4)start an emergency cash reserve of 6-12 months living expenses. stick it in an online only bank account so you aren't tempted to chip away at it. you won't make much money on it, but that's not the point. it is your ready cash cushion.

If you still have a pile of cash left over, go back to #1. It MIGHT be a good idea to pay off the car or house after you've fully funded retirement for this year & last and piled up a cash reserve.
Posted by bayoudude
Member since Dec 2007
25169 posts
Posted on 2/12/15 at 11:12 am to
Emergency fund wasn't a problem before as i already had enough to pay living expenses for a few years.

Mortgage is 4% fixed with about 12-15 years left but i do not pay enough in interest to itemize anymore as my payments have finally flip flopped to slightly more in principle than interest every month.
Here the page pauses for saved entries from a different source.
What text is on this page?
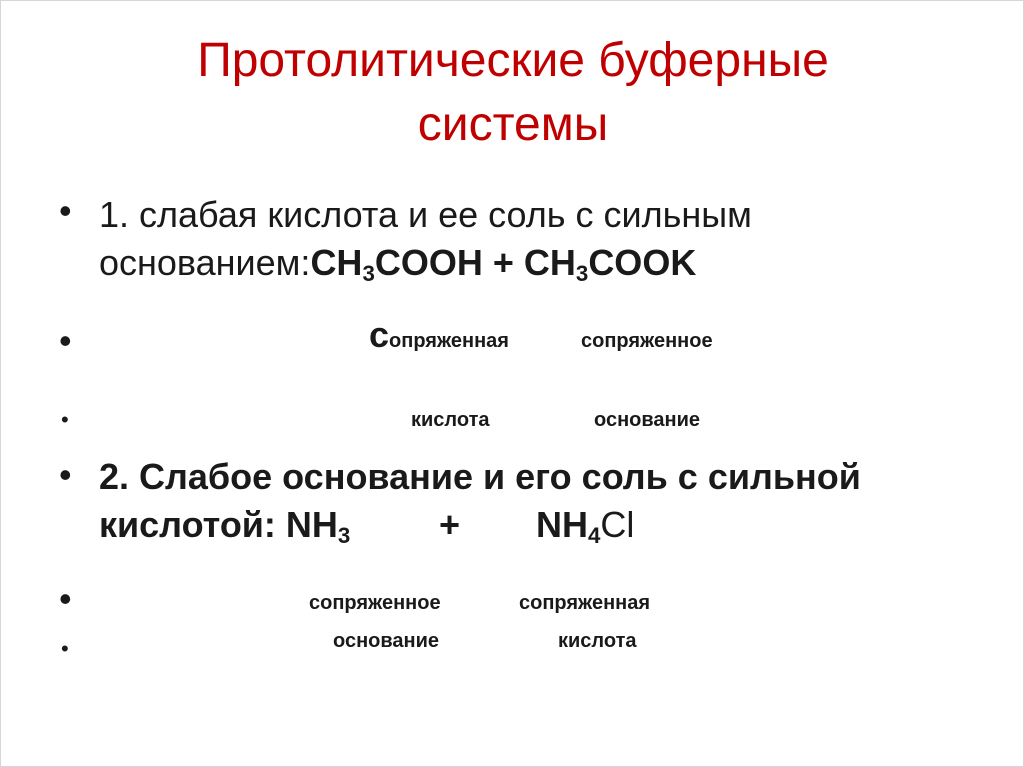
Протолитические буферные
системы
• 1. слабая кислота и ее соль с сильным
$основанием:CH_3COOH$ + $CH_3COOK$
•	сопряженная	сопряженное
•	кислота	основание
• 2. Слабое основание и его соль с сильной
кислотой: $NH_3 + NH_4Cl$
•	сопряженное	сопряженная
•	основание	кислота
Auto is about 3.6% i believe.

Posted by lsujro
north of the wall
Member since Jul 2007
3958 posts
Posted on 2/12/15 at 11:17 am to
i agree that you shouldn't necessarily pay off your house. while living "debt free" may free up cash flow, it isn't always the best long term decision (for the reasons discussed by previous poster). same goes for car note. i'd put as much of that money as you can into tax advantaged accounts retirement accounts. if your work offers a 401k and you just haven't taken advantage, bump up your contributions so that you max it out. use the extra cash to live on. after you've funded your ira's for last year and this year (and bumped up 401k if available), I would start looking for other ways to invest your money. Think about what you are knowledgeable at. For instance, if you have an understanding of real estate, you would have the cash to get into some investment properties.

i also agree that if your mortgage rate is higher (anything over 4% right now), you should look into refinancing.